Ornette Coleman

Ornette Coleman Biografia

Il pioniere preminente nello sviluppo del free jazz, Ornette Coleman è così controverso come egli è influente. Il veterano sassofonista-il cui piangere, pianto suono è uno dei più identificabile nel jazz-sviluppato un approccio non convenzionale per l'armonia e la progressione di accordi, uno molto più flessibile di quella impiegata dalla maggior parte degli esecutori bebop, e molto meno preoccupati di strutture coro formali. Nei decenni successivi, ha conservato il suo lato musicale, continuando ad avventurarsi in territori musicali inesplorati su base regolare.

Prendendo ispirazione jazz iniziale da Charlie Parker, la Fort Worth, Texas, nato Coleman ha iniziato a suonare il bebop e R & B al sax contralto e sax tenore nella sua adolescenza; contralto sarebbe diventato il suo strumento principale. Ha suonato con band R & B nel suo stato natale, ma il suo approccio non ortodosso tendeva ad allontanare i suoi compagni di band e pubblico. Nei primi anni '50, Coleman viaggiato con la band di Pee Wee Crayton a Los Angeles, dove ha incontrato diversi musicisti che condividevano le sue idee, e ha trovato uno dei primi sostenitori e collaboratore pianista Paul Bley. Ma non è stato fino al 1958 che Coleman è stato in grado di assemblare un gruppo di musicisti che possedevano le competenze, e l'inclinazione, per riprodurre la musica che aveva in mente.
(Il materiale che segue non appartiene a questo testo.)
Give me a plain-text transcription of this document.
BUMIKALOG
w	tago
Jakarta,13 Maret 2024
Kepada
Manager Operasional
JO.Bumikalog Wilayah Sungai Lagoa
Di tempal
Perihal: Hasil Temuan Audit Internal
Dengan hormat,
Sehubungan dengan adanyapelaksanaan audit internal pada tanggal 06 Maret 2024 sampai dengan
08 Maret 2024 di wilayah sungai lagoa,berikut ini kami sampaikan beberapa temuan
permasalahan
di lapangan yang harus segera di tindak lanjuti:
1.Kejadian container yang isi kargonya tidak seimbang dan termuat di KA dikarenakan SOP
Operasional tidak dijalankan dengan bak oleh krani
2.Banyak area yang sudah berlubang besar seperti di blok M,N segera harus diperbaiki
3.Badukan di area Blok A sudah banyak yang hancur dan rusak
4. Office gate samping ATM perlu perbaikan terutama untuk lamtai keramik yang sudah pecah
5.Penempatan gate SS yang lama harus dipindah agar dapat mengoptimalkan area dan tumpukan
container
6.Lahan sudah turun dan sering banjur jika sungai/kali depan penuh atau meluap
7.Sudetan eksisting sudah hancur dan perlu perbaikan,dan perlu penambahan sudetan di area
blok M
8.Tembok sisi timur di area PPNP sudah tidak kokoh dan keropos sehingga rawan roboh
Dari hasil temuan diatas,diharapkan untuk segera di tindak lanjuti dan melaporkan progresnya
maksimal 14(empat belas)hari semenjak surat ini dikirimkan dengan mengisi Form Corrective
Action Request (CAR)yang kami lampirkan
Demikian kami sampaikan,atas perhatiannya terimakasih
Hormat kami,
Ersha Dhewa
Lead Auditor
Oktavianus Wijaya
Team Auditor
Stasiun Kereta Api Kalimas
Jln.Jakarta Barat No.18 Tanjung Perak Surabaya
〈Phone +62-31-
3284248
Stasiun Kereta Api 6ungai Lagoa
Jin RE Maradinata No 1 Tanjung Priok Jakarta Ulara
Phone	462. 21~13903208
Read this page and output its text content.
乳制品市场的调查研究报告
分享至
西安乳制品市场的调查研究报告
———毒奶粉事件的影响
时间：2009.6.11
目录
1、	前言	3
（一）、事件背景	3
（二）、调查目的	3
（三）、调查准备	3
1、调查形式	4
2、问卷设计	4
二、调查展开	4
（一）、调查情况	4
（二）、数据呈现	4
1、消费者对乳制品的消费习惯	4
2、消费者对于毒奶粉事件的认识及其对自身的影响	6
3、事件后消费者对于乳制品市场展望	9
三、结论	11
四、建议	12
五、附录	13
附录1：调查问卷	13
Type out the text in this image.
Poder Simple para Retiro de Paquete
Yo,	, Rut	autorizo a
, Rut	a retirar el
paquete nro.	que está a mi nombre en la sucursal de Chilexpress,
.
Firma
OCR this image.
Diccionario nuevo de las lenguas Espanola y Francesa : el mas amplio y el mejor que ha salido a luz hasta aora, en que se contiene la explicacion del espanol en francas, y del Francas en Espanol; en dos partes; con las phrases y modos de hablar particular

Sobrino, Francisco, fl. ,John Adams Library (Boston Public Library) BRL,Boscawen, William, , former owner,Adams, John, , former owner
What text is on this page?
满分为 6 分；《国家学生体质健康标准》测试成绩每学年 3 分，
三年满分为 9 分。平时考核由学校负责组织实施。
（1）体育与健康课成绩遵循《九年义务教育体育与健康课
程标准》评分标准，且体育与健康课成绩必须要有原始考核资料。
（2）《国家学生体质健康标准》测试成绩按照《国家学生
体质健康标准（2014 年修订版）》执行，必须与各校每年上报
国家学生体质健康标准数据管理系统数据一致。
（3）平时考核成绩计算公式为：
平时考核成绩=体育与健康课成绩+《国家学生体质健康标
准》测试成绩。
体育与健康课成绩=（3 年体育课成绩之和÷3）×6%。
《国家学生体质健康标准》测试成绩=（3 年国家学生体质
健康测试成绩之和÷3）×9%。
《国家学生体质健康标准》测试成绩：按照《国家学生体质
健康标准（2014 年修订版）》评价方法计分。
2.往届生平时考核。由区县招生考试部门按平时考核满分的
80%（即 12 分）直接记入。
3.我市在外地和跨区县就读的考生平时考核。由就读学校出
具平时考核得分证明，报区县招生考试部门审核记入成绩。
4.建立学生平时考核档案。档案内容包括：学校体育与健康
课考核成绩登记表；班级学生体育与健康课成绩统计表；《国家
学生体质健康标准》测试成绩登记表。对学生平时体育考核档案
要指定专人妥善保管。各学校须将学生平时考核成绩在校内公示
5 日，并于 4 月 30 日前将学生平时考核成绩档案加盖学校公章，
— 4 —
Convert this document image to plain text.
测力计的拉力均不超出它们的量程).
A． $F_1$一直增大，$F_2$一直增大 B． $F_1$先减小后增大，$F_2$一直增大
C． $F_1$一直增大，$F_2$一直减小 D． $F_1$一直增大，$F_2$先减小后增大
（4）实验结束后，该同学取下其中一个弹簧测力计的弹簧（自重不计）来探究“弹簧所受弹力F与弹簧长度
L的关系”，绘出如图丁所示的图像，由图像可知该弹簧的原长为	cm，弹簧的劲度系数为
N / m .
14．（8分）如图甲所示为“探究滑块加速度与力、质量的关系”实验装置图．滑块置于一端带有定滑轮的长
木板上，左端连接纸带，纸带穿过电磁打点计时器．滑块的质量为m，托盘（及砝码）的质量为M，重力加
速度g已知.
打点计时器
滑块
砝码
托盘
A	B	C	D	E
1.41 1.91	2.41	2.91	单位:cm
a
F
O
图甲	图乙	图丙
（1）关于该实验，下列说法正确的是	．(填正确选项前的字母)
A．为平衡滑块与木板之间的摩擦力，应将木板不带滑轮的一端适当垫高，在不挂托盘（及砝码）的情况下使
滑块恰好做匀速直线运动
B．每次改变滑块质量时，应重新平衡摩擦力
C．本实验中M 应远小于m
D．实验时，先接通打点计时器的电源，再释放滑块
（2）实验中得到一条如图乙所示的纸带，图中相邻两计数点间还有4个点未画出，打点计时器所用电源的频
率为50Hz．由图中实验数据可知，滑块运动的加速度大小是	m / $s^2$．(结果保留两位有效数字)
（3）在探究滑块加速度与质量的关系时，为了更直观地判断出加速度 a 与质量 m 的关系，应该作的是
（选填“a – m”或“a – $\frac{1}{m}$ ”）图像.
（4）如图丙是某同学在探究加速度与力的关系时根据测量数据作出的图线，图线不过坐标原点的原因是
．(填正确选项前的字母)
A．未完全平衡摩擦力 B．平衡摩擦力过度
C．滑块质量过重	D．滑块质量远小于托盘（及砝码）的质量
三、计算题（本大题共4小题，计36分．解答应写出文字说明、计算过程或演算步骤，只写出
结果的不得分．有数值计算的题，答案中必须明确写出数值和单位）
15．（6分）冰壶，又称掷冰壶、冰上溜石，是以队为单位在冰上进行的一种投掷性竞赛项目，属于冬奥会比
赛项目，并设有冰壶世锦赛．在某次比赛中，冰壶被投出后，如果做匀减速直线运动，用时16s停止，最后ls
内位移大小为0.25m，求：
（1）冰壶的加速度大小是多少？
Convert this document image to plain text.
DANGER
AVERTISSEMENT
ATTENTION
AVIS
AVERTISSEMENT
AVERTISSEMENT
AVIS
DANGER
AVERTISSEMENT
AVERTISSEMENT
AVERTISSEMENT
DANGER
Quell'anno, ha condotto le sue prime sessioni per l'etichetta contemporanea, con un gruppo che comprendeva il trombettista Don Cherry ed il batterista Billy Higgins, che sarebbe rimasto frequenti collaboratori Coleman negli anni a venire.

Un impegno esteso al Five Spot di New York ha portato approccio radicale di Coleman per l'attenzione nazionale, e rapidamente polarizzato le opinioni di pubblico, critica e musicisti. Nel 1959, Coleman ha registrato il primo di una serie di album seminali con un quartetto tra cui Cherry, Higgins e il bassista Charlie Haden. Questi versamenti avrebbero esercitato una forte influenza su numerosi jazzisti dell'epoca, in particolare John Coltrane e Eric Dolphy. Il titolo del 1960 LP Free Jazz di Coleman fu presto applicata dai critici per descrivere il suo stile di musica. Anche se Coleman non era d'accordo con il tag, è diventato il marchio di un sottogenere, quando una nuova ondata di giocatori Coleman con influenze seguì il suo esempio.

Nel 1960, Coleman applicato le sue idee per tromba e violino, e ha esplorato quegli strumenti su alcuni 1965 registrazioni, durante lo stesso periodo, ha sperimentato con l'esecuzione con le stringhe. Ha abbracciato nuove sfide musicali negli anni '70, che abbraccia il jazz d'avanguardia che era stato ispirato dalle sue proprie innovazioni. Nel 1972, Coleman ha pubblicato il suo primo lavoro sinfonico, Skies of America, anche se aveva scritto diversi pezzi orchestrali non registrati in precedenza. Cominciò anche la registrazione con strumenti elettrici, formando la tentacolare sette pezzi Prime Time con il batterista Ronald Shannon Jackson e il bassista Jamaaladeen Tacuma. Da allora, Coleman aveva iniziato a chiamare i suoi harmolodics stile, sottolineando lo stesso accento della musica su armonia, melodia e ritmo. Negli anni '80, '90 e '00, Coleman ha collaborato con Pat Metheny e Jerry Garcia, periodicamente riunito con i membri del suo quartetto originale, e ha fatto apparizioni in album di artisti non-jazz come Lou Reed, Eddy Grant, Bruce Hornsby e Joe Henry.